You can now calculate the equilibrium potential for the case of a FePO4/Li metal battery from the intercallation energy of Li in FePO4. For simplicity, use that assumption that all vibrational energies and entropic terms cancel each other. You should now have completed all submitted calculations before you proceed.

from ase.io import read
fepo4 = read('fepo4_out.traj')
lifepo4 = read('lifepo4_out.traj')
li_metal = read('li_metal.traj')
epot_fepo4_cell = fepo4.get_potential_energy()
epot_lifepo4_cell = lifepo4.get_potential_energy()
epot_li_metal_cell = li_metal.get_potential_energy()
print('epot_fepo4_cell =', epot_fepo4_cell)
print('epot_lifepo4_cell =', epot_lifepo4_cell)
print('epot_li_metal_cell =', epot_li_metal_cell)

The calculated energies are for the full cells. Convert them to the energy per formula unit. The len() function can be quite helpful for this.

epot_fepo4 = ...
epot_lifepo4 = ...
epot_li_metal = ...
print(epot_fepo4, ...)

No calculate the equilibrium potential under the assumption that it is given by \(V_{eq} = \Delta U / e\), where \(U\) is the electronic potential energy of the system and \(e\) is the number of electrons transfered.

# V_eq = ...

You will now calculate the error estimate for the Li intercallation energy in FePO4 using the BEEF ensemble results. Start by loading in the files. Wait a few minutes and rerun the cell if the number is not 2000 for all of them.

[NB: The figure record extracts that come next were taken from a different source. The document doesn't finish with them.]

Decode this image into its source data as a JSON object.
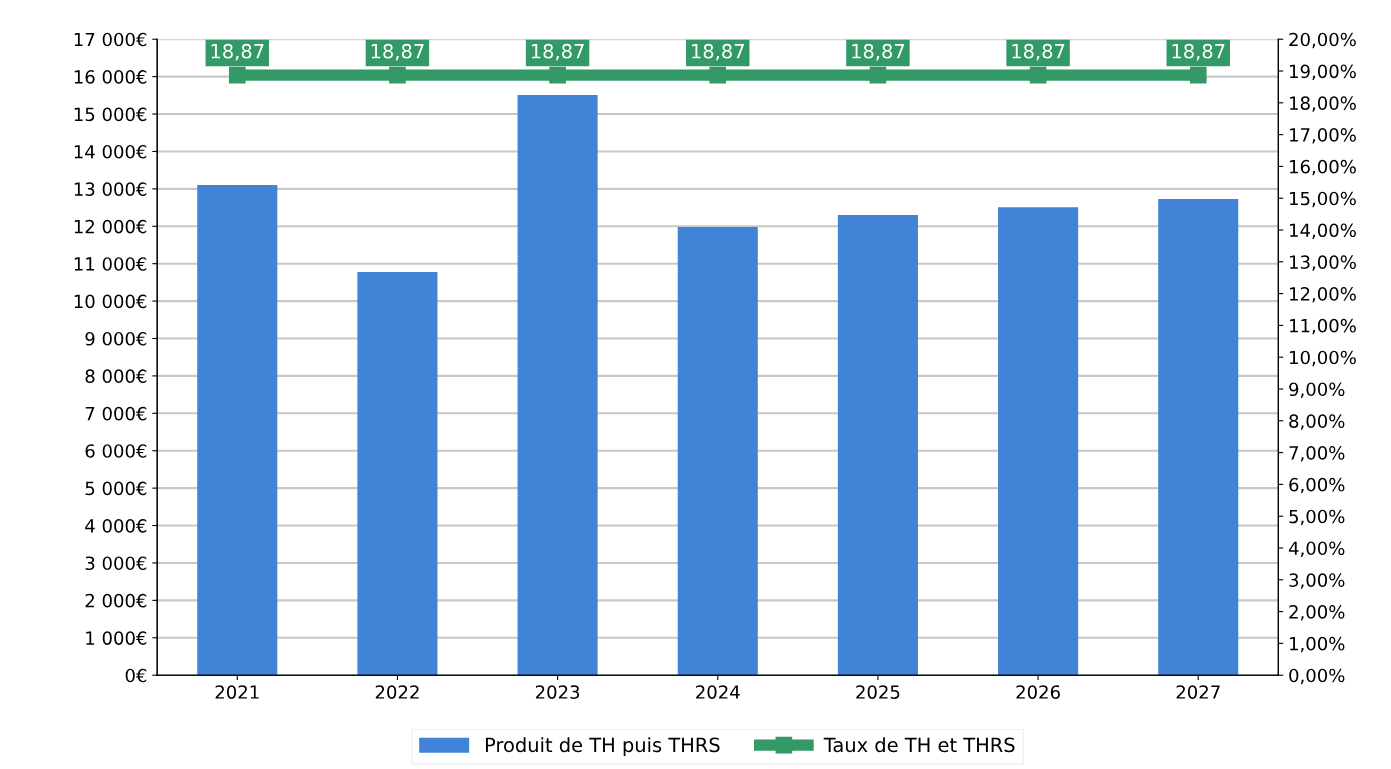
{
  "chart_data": {
    "type": "bar",
    "categories": [
      "2021",
      "2022",
      "2023",
      "2024",
      "2025",
      "2026",
      "2027"
    ],
    "series": [
      {
        "name": "Produit de TH puis THRS",
        "color": "#4183d7",
        "values": [
          13100,
          10780,
          15510,
          11980,
          12300,
          12510,
          12730
        ]
      },
      {
        "name": "Taux de TH et THRS",
        "type": "line",
        "axis": "y2",
        "color": "#339966",
        "marker": "square",
        "values": [
          18.87,
          18.87,
          18.87,
          18.87,
          18.87,
          18.87,
          18.87
        ],
        "value_labels": [
          "18,87",
          "18,87",
          "18,87",
          "18,87",
          "18,87",
          "18,87",
          "18,87"
        ]
      }
    ],
    "ylim": [
      0,
      17000
    ],
    "yticks": [
      {
        "value": 0,
        "label": "0€"
      },
      {
        "value": 1000,
        "label": "1 000€"
      },
      {
        "value": 2000,
        "label": "2 000€"
      },
      {
        "value": 3000,
        "label": "3 000€"
      },
      {
        "value": 4000,
        "label": "4 000€"
      },
      {
        "value": 5000,
        "label": "5 000€"
      },
      {
        "value": 6000,
        "label": "6 000€"
      },
      {
        "value": 7000,
        "label": "7 000€"
      },
      {
        "value": 8000,
        "label": "8 000€"
      },
      {
        "value": 9000,
        "label": "9 000€"
      },
      {
        "value": 10000,
        "label": "10 000€"
      },
      {
        "value": 11000,
        "label": "11 000€"
      },
      {
        "value": 12000,
        "label": "12 000€"
      },
      {
        "value": 13000,
        "label": "13 000€"
      },
      {
        "value": 14000,
        "label": "14 000€"
      },
      {
        "value": 15000,
        "label": "15 000€"
      },
      {
        "value": 16000,
        "label": "16 000€"
      },
      {
        "value": 17000,
        "label": "17 000€"
      }
    ],
    "y2lim": [
      0,
      20
    ],
    "y2ticks": [
      {
        "value": 0,
        "label": "0,00%"
      },
      {
        "value": 1,
        "label": "1,00%"
      },
      {
        "value": 2,
        "label": "2,00%"
      },
      {
        "value": 3,
        "label": "3,00%"
      },
      {
        "value": 4,
        "label": "4,00%"
      },
      {
        "value": 5,
        "label": "5,00%"
      },
      {
        "value": 6,
        "label": "6,00%"
      },
      {
        "value": 7,
        "label": "7,00%"
      },
      {
        "value": 8,
        "label": "8,00%"
      },
      {
        "value": 9,
        "label": "9,00%"
      },
      {
        "value": 10,
        "label": "10,00%"
      },
      {
        "value": 11,
        "label": "11,00%"
      },
      {
        "value": 12,
        "label": "12,00%"
      },
      {
        "value": 13,
        "label": "13,00%"
      },
      {
        "value": 14,
        "label": "14,00%"
      },
      {
        "value": 15,
        "label": "15,00%"
      },
      {
        "value": 16,
        "label": "16,00%"
      },
      {
        "value": 17,
        "label": "17,00%"
      },
      {
        "value": 18,
        "label": "18,00%"
      },
      {
        "value": 19,
        "label": "19,00%"
      },
      {
        "value": 20,
        "label": "20,00%"
      }
    ],
    "grid": "y",
    "legend": "bottom"
  }
}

fepo4_ens_cell = np.genfromtxt('ensemble_fepo4.dat', max_rows=2000)
lifepo4_ens_cell = np.genfromtxt('ensemble_lifepo4.dat', max_rows=2000)
li_metal_ens_cell = np.genfromtxt('ensemble_li_metal.dat', max_rows=2000)
print('number of functionals in ensemble=', len(fepo4_ens_cell))
print('number of functionals in ensemble=', len(lifepo4_ens_cell))
print('number of functionals in ensemble=', len(li_metal_ens_cell))

Note that these are energies per cell and not per formula unit. Convert them as you did the potential energies above. Note that you are now performing the operation on a list of length 2000 and not a single float value as before.

# fepo4_ens = fepo4_ens_cell / ...
# ...
# ...

Make a list of equilibrium potentials.

# V_eq_ens = lifepo4_ens - ...

Use the plot command below to visualize the distribution.

plt.hist(V_eq_ens, 50)
plt.grid(True)

The result should look like this:

../../../_images/eq_pot.svg

Use the numpy.std() to obtain the standard deviation of the ensemble.

# error = ...
# print(error)

The equilibrium potential for a FePO4/Li battery is thus as a good estimate:

print(f'{V_eq:.2f} V +- {error:.2f} V')

You can get the equilibrium potential for the FePO4/C battery using the intercallation energy of Li in graphite, that you calculated on Day 2. What equilibrium potential do you find? How does that compare to the cell voltage you can obtain from FePO4/C batteries?

Make sure you are able to discuss the bullet points at the top of this notebook.

Bonus

How does the predicted error estimate change if you consider the full reaction from Li in graphite + FePO4 to empty graphite + LiFePO4.